Sarah: Last year, a definite highlight of the season was beating Ohio State early in the preseason at our Harvard Invitational tournament. This year, my favorite basketball memory was the early Saturday morning practice we all shot 100% from the free throw line. This may not seem like such a big deal, but here at Harvard we have a rule about shooting 100%. That rule includes making the entire coaching staff run the next practice! Kathy, Trish, Stacey, and Steve all ran with the team. Needless to say, very little running was scheduled for that day.

GBALL: What are your goals for this year's team? What are your personal playing goals? Is there a part of your game that you're most proud of? What part of your game do you need to work the most at?

Sarah: This year's goals are set on being Ivy League Champions and making it to NCAA's. If we come together and play like we know we can, this is a perfectly attainable goal. Personally, I want to work on the consistency of my mental game. I take pride in my defense.

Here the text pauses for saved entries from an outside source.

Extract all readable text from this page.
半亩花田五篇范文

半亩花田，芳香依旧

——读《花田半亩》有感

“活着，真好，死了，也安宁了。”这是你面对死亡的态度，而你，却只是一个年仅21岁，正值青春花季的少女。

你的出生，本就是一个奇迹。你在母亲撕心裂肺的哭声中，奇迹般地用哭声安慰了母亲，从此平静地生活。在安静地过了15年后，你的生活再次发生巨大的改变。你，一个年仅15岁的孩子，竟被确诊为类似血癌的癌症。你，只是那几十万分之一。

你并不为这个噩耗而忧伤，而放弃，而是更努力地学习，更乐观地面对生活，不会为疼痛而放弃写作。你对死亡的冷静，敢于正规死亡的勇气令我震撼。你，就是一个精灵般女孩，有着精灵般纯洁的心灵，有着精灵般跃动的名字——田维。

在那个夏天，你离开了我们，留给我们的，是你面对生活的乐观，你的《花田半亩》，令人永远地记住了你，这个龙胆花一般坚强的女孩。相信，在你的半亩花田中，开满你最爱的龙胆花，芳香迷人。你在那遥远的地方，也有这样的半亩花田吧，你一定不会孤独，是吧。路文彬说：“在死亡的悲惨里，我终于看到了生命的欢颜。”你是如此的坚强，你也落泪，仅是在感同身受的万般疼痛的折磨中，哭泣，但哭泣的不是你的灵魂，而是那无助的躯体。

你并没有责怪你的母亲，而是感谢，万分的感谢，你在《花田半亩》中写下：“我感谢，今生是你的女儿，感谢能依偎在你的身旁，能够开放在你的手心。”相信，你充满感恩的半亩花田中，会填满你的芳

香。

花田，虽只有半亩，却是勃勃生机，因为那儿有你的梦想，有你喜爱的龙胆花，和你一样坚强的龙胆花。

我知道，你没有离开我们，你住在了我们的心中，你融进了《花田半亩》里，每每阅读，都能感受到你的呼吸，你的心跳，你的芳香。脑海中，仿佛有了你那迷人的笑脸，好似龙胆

Among all aspects of the game, I need to especially work on my outside shot and clean up some of my footwork.

GBALL: What advice would you give to high school students about finding the right program?

Sarah: Seek out every possible resource, don't be intimidated to ask any and all questions, listen to team feedback regarding the coaches and program, follow your gut, and go where your heart tells you is right!

Interview conducted by Gball Assistant Editor Lorraine Berry.